Showing a linear operator in block matrix form has a specific operator norm.

Question

I'm trying to show the following:

Let $T$ be a square matrix, and suppose both subspaces $M$ and $M^{\perp}$ are $T$-invariant, so that $T$ takes the schematic form $\begin{pmatrix} A & 0\\ 0 & B \end{pmatrix}$. Show that $\| T\|=\max(\|A\|,\| B\|)$.

I get to a certain step using the hint some of the hints in the book, but I'm stuck at where to go next.
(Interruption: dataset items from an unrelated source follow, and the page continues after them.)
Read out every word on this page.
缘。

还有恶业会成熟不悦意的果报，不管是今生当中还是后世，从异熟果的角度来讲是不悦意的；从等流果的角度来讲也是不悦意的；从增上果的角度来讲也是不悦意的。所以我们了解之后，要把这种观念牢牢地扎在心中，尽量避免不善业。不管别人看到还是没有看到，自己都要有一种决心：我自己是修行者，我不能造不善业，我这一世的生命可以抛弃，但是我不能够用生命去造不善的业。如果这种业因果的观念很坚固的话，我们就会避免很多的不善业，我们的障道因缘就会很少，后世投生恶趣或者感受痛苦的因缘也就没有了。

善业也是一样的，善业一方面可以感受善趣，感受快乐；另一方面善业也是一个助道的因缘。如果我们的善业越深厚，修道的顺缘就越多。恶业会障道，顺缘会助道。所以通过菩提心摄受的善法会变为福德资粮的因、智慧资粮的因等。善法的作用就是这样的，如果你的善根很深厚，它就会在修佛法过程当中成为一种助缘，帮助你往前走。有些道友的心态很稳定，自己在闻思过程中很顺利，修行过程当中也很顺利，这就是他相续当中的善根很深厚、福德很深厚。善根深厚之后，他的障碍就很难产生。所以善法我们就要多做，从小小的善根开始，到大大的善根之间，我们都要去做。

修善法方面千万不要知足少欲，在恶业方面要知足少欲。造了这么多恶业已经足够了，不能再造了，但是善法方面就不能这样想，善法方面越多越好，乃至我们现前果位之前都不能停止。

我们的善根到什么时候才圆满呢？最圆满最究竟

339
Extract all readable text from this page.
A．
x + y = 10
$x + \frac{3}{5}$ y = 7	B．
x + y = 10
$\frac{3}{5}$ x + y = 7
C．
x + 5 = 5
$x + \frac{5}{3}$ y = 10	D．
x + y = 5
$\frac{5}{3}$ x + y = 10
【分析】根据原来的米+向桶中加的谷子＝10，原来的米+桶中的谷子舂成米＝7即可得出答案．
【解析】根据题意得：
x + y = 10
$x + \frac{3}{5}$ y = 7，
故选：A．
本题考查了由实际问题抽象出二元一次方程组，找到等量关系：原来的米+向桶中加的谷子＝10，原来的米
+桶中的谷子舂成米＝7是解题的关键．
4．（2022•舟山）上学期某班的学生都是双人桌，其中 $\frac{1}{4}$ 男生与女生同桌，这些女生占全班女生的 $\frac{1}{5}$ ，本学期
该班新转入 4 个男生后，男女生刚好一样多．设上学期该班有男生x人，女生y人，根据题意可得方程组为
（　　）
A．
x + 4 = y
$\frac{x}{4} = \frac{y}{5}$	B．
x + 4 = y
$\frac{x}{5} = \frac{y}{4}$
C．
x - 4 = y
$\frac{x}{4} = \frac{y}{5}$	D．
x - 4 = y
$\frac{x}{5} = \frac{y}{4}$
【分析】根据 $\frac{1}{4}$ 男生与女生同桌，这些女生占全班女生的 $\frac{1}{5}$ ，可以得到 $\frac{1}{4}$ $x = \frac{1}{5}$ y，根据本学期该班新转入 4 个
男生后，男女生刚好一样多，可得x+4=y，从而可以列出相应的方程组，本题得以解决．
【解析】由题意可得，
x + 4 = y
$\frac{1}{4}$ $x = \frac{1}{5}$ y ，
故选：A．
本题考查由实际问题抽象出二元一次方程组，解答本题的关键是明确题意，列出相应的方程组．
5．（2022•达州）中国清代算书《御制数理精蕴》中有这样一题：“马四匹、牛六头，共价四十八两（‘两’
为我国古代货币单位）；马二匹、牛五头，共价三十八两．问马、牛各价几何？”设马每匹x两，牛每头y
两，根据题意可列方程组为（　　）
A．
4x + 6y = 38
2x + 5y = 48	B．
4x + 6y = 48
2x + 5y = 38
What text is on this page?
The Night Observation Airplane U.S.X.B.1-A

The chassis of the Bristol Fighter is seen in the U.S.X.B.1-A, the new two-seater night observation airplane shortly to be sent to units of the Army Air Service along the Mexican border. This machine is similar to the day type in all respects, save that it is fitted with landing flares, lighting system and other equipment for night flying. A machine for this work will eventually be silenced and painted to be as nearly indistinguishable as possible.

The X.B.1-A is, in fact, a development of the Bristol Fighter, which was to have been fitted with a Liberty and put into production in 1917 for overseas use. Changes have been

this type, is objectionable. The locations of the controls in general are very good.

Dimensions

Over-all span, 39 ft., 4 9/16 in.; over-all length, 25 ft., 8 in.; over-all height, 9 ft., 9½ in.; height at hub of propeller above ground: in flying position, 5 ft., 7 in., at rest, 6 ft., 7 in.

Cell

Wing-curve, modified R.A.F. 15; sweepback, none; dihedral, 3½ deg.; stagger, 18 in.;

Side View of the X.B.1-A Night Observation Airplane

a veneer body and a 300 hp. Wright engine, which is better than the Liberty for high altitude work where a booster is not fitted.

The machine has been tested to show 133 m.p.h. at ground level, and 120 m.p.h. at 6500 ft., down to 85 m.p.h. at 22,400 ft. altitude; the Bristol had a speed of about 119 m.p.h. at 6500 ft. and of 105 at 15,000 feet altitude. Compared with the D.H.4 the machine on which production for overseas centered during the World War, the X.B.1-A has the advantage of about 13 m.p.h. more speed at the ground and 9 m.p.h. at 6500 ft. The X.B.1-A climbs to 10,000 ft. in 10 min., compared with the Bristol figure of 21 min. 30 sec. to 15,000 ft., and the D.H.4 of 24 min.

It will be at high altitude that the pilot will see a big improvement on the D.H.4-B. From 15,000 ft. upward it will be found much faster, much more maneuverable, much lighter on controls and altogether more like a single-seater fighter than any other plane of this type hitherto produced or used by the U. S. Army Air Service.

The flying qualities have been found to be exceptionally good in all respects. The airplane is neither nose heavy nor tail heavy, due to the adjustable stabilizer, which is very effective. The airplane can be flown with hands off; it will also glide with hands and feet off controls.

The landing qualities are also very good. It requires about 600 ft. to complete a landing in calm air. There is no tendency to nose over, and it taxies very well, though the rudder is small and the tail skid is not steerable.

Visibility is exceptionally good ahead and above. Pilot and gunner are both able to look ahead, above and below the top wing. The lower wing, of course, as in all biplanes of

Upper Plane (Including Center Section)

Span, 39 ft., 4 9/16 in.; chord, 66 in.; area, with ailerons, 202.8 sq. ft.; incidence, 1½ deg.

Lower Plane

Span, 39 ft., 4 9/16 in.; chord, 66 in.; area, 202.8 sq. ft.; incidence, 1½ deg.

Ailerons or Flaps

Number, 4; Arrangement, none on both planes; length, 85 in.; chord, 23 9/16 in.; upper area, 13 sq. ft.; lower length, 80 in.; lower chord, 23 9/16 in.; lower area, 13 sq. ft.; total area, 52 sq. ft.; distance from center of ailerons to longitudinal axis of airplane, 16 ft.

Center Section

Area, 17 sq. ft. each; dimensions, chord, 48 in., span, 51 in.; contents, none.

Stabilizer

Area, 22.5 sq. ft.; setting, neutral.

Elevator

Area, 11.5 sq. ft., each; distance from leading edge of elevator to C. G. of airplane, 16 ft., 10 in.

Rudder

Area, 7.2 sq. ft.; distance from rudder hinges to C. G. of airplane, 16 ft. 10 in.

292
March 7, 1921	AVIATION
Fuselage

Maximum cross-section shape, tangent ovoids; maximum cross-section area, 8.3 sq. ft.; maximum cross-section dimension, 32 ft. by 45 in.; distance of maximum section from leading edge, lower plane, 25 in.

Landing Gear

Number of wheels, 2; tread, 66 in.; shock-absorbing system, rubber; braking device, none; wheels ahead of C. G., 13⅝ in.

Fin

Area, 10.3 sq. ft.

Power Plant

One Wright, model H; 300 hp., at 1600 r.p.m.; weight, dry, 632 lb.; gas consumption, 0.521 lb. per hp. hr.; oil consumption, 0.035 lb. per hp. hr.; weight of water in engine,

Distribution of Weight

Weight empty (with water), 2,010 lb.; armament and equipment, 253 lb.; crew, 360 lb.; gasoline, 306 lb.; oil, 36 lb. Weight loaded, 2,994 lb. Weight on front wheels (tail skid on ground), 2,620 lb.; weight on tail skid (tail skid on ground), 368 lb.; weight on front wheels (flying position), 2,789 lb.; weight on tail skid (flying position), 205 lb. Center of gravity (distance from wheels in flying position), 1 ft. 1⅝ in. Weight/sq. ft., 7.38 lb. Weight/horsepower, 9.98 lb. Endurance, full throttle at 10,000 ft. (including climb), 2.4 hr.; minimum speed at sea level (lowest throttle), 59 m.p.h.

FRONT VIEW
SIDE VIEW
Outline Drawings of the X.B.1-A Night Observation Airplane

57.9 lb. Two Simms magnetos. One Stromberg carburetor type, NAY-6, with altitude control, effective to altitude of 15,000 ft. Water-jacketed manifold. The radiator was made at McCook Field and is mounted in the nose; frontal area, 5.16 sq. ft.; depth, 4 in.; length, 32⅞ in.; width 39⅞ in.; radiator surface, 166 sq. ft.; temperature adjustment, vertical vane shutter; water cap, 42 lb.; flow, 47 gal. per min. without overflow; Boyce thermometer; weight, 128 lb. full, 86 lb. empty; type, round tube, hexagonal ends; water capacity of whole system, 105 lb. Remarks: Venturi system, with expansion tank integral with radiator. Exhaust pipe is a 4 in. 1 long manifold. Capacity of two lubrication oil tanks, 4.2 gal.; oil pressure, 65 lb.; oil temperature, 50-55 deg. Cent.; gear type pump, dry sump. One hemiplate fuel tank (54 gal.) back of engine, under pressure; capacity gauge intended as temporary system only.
Here's my work so far:

Let $x=a+b$ where $a\in M$ and $b\in M^{\perp}$. Then, $Tx=Ta+Tb$, where $Ta=Aa\in M$ and $Tb=Bb\in M^{\perp}$. Since $\langle a,b\rangle=0$ and $\langle Aa,Bb\rangle=0$, by Pythagoras we have $$\|T\|^2=\sup \frac{\|Tx\|^2}{\|x\|^2}=\sup \frac{\|Ta\|^2+\|Tb\|^2}{\|a\|^2+\|b\|^2}. $$ Further, $$ \frac{\|Ta\|^2+\|Tb\|^2}{\|a\|^2+\|b\|^2}=\frac{\|Aa\|^2+\|Bb\|^2}{\|a\|^2+\|b\|^2}\leq \dfrac{\|A\|^2\|a\|^2+\|B\|^2\|b\|^2}{\|a\|^2+\|b\|^2}$$ and setting $t=\dfrac{\|a\|^2}{\|a\|^2+\|b\|^2}$ gives us $$\|T\|^2\leq t\|A\|^2+(1-t)\|B\|^2. $$ If $\|A\|\leq \|B\|$, then setting $t=0$ (so $\|a\|^2=0$) gives us $\|T\|^2\leq \|B\|$, and if $\|B\|\leq \|A\|$, then setting $t=1$ (so $\|b\|^2=0$) gives us $\|T\|^2\leq \|B\|$.

I'm not sure if this is the right approach, or how to get the equality from here.

Answer 1

To continue where you left off, \begin{align*} \|T\|^2&\leq t\|A\|^2+(1-t)\|B\|^2 \\ &\leq t\left(\max\{\|A\|^2,\|B\|^2\}\right)+(1-t)\left(\max\{\|A\|^2,\|B\|^2\}\right) \\ &=\max\{\|A\|^2,\|B\|^2\} \\ &=\left(\max\{\|A\|,\|B\|\}\right)^2, \end{align*} and thus $\|T\|\leq\max\{\|A\|,\|B\|\}$.
To prove the reverse inequality, first assume that $\|B\|\leq\|A\|$. Given $\varepsilon>0$ there is some $x\in M$ such that $\|x\|\leq1$ and $\|Ax\|\geq\|A\|-\varepsilon$. Thus, we have $$\max\{\|A\|,\|B\|\}-\varepsilon=\|A\|-\varepsilon\leq\|Ax\|=\|Tx\|\leq\|T\|.$$ Since $\varepsilon>0$ was arbitrary we have $\max\{\|A\|,\|B\|\}\leq\|T\|$, and thus $\|T\|=\max\{\|A\|,\|B\|\}$. The case that $\|A\|\leq\|B\|$ is handled in the same manner.